NitroAV FireWire 800/1394b Express Card (34)

After some foot dragging by FireWire direct, today I finally received the NitroAV FireWire 800/1394b Express Card ordered almost a month ago.
First Impressions: Unimpressive at best.
According to the FireWire direct rep, it is supposed to work using the Mac OS built in drivers and require no additional driver....
Upon first insertion, my MacBook Pro promptly went into a kernel panic.
NOT a good introductory performance!
Upon restart, I did get the thing to work, "sort of".
First, it requires AC power even with a 2.5" external drive meant for bus power. Bummer, but so be it. However, less acceptable: it is VERY fussy about sequence, reminding me of evil SCSI voodoo rituals from the past century. Seems it only likes to work once- if I remove the card, it requires a reboot to recognize anything attached to it subsequently.
Functionality is intermittent. Sometimes I can mount and unmount a drive several times in a row, sometimes just once before it fails to recognize the drive and requires another reboot. One drive it took a long time to recognize but eventually it did- only to freeze up rock solid soon thereafter requiring an uncomfortable long push on the power button to shut down- nothing else worked. That drive was a known to be working Lacie, the first a known to be working WiebeTech and both are totally reliable on my G5 and previously completely reliable on the MacBook Pro using the integrated FireWire 400 port.
Unscientific results so far show a modest speed increase transferring a few large files, nothing like double the FireWire 800 speed hoped for. In any case if it ain't reliable it ain't gettin' used. Hoping for a driver solution in 10.4.7? (Wishful thinking)
No one likes a fussy device, much less one doomed to corrupting directories with that kind of behavior.
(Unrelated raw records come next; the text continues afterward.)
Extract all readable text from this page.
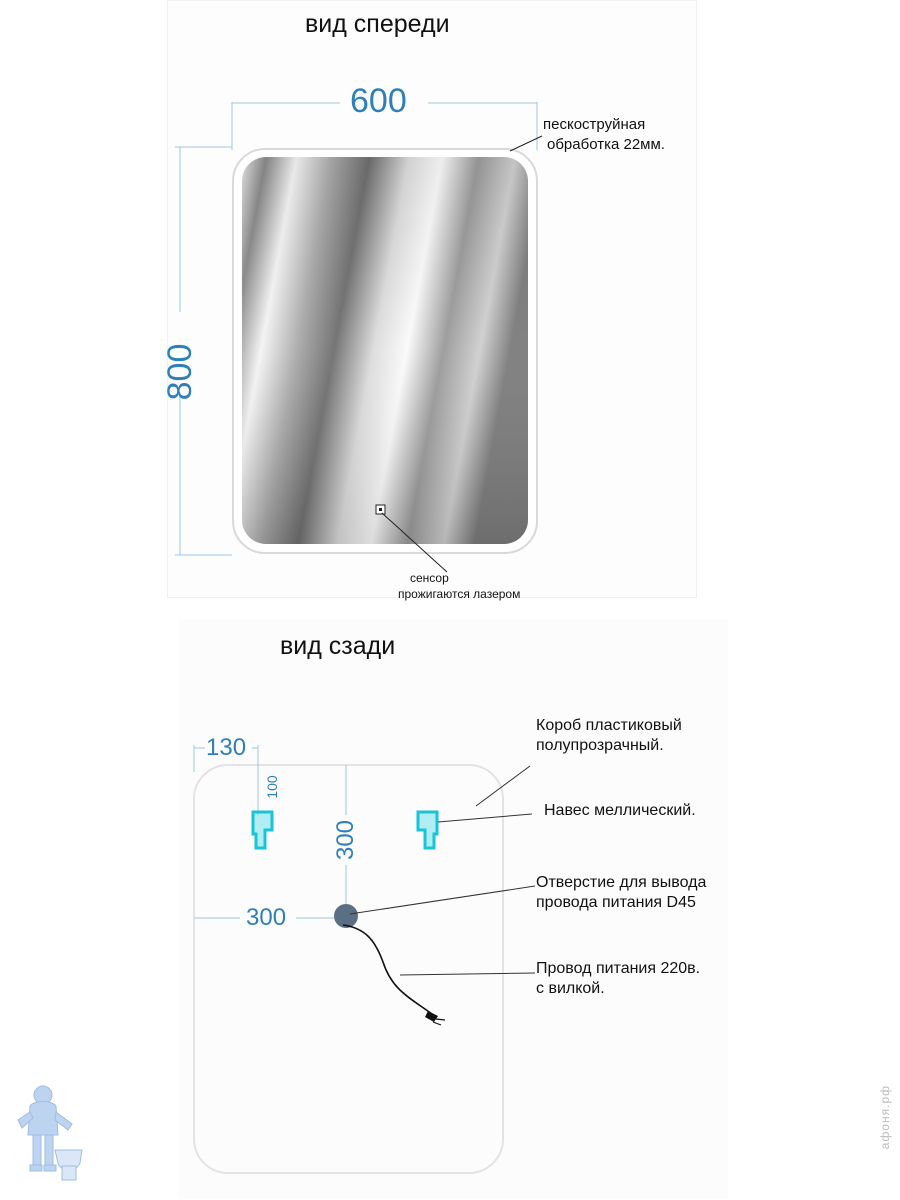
вид спереди
вид сзади
600
800
пескоструйная
обработка 22мм.
сенсор
прожигаются лазером
130
100
300
300
Короб пластиковый
полупрозрачный.
Навес меллический.
Отверстие для вывода
провода питания D45
Провод питания 220в.
с вилкой.
афоня.рф
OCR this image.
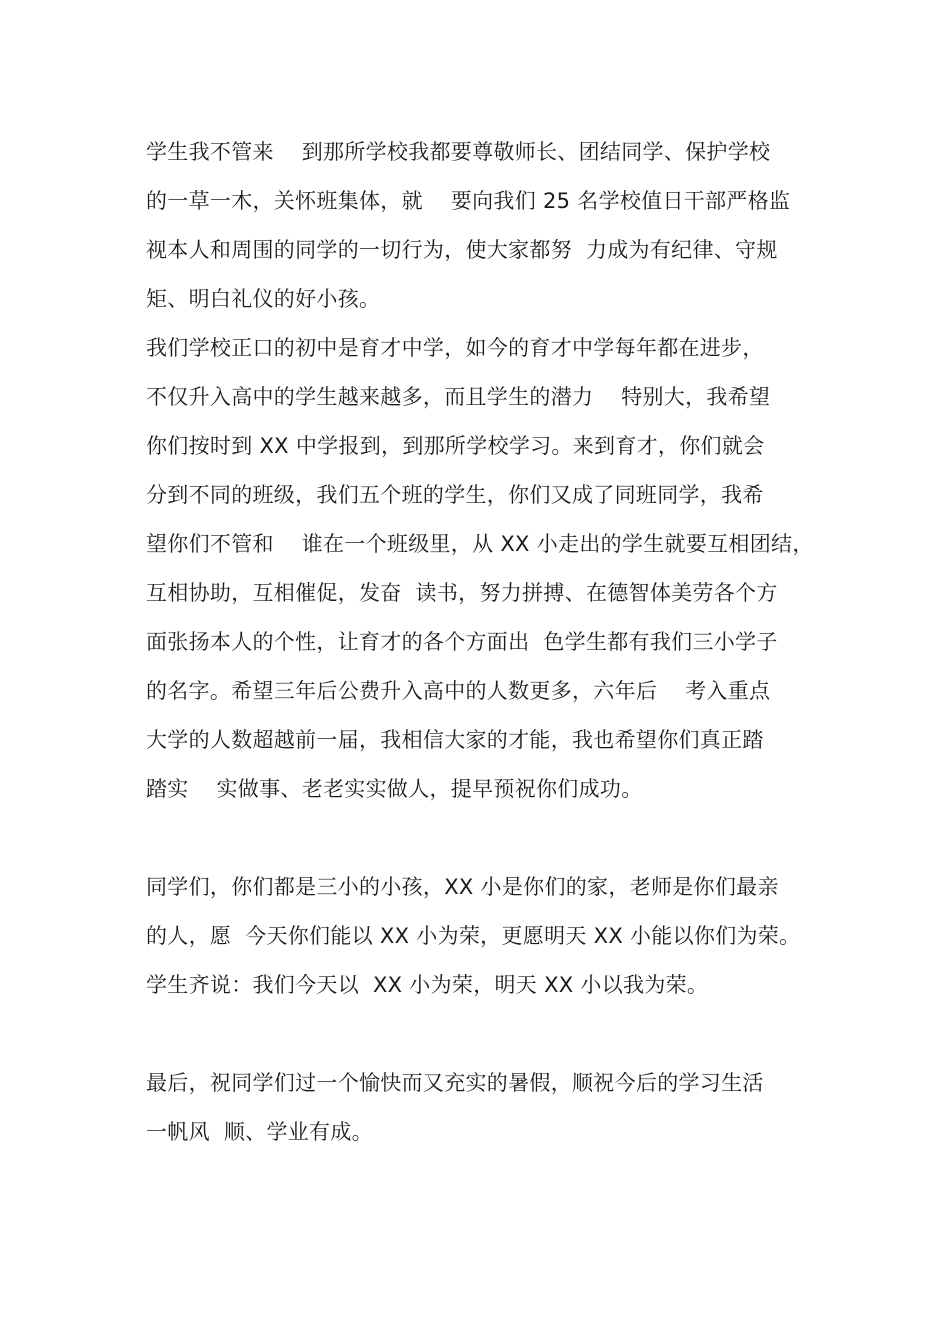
学生我不管来    到那所学校我都要尊敬师长、团结同学、保护学校
的一草一木，关怀班集体，就    要向我们 25 名学校值日干部严格监
视本人和周围的同学的一切行为，使大家都努  力成为有纪律、守规
矩、明白礼仪的好小孩。
我们学校正口的初中是育才中学，如今的育才中学每年都在进步，
不仅升入高中的学生越来越多，而且学生的潜力    特别大，我希望
你们按时到 XX 中学报到，到那所学校学习。来到育才，你们就会
分到不同的班级，我们五个班的学生，你们又成了同班同学，我希
望你们不管和    谁在一个班级里，从 XX 小走出的学生就要互相团结，
互相协助，互相催促，发奋  读书，努力拼搏、在德智体美劳各个方
面张扬本人的个性，让育才的各个方面出  色学生都有我们三小学子
的名字。希望三年后公费升入高中的人数更多，六年后    考入重点
大学的人数超越前一届，我相信大家的才能，我也希望你们真正踏
踏实    实做事、老老实实做人，提早预祝你们成功。
同学们，你们都是三小的小孩，XX 小是你们的家，老师是你们最亲
的人，愿  今天你们能以 XX 小为荣，更愿明天 XX 小能以你们为荣。
学生齐说：我们今天以  XX 小为荣，明天 XX 小以我为荣。
最后，祝同学们过一个愉快而又充实的暑假，顺祝今后的学习生活
一帆风  顺、学业有成。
I'm disappointed with Apple for omitting the FireWire 800 port on the 15 inch model and leaving us with this cheesy "solution".
I am not a big fan of dongles, or things like Express cards which are just asking for trouble by introducing intermediary third party connectivity issues exactly like these...
Oh yeh, and the little metal door on the Express Card slot tends to hang open and not snap closed- just to add insult to the whole process.

Well, after two days of use I have a bit of data regarding the NitroAV (and Apple's implementation of ExpressCard/34).
First some general observations: like bigwheel, there are a few too many rough edges to be fully pleased. After inserting the card, a menu bar icon appears next to the Airport icon. On mouse over, the drop down shows "Unknown Vendor" and "Firewire Controller" are greyed out, while the 3rd "Power off Card" is selectable but does NOT power down the card. Looks like I have to shut down the MBP, then eject the Nitro card.
I also can confirm intermittent unmounting and remounting. My latest experiment is to leave the drive mounted and then have it wake up after sleep. So far it's worked once, but will post if it continues to find my FW 800 drive over time.
One major design flaw of the ExpressCard implementation - to engage the card you push in until it clicks, while to disengage the card you merely push in a second time. But how are you supposed to ATTACH FW800 cables?? I find I have to try to hold the ExpressCard firmly so it doesn't go in while fumbling with the FW800 connector. WAY too fussy...
OK, here's some actual test data, involving transfers of 1,000 MB of files (147 Canon RAW files, approx 7 MB each).
I used three hard drives for various transfers -
1. Internal stock 100 GB - 5400 rpm (TOSHIBA MK1032GSX)
2. FW 800 / 400 500 GB - 7200 rpm (Seagate 3500841A in OWC Mercury Elite case)
3. FW 800 / 400 250 GB - La Cie 7200 rpm drive
All test are transfer of 1 GB of files from HD to HD-
Test 1: Internal to FW 400 - 68 seconds
Test 2: Internal to FW 800 - 65 seconds
Test 3: MBP built in FW 400 daisy-chained - 54 seconds
Test 4: Nitro FW 800 daisy chained - 43 seconds
Test 5: Nitro FW 800 port A to Nitro FW 800 port B - 43 seconds
Test 6: MBP built in FW 400 to Nitro FW 800 - 35 seconds
So it looks like there is some speed increase, but I was surprised that mixing the FW 400 and FW 800 ports gave the fastest transfer speeds! The Nitro card is dependent on Apple's implementation of buses, and this seems to be the winning combo. Not that intuitive that shifting one of the FW 800 devices down to FW 400 will speed things up, but that's what my simple test seemed to imply.
I didn't test read times only, but it would seem that these should speed up (and hopefully speed up my primary application of Aperture).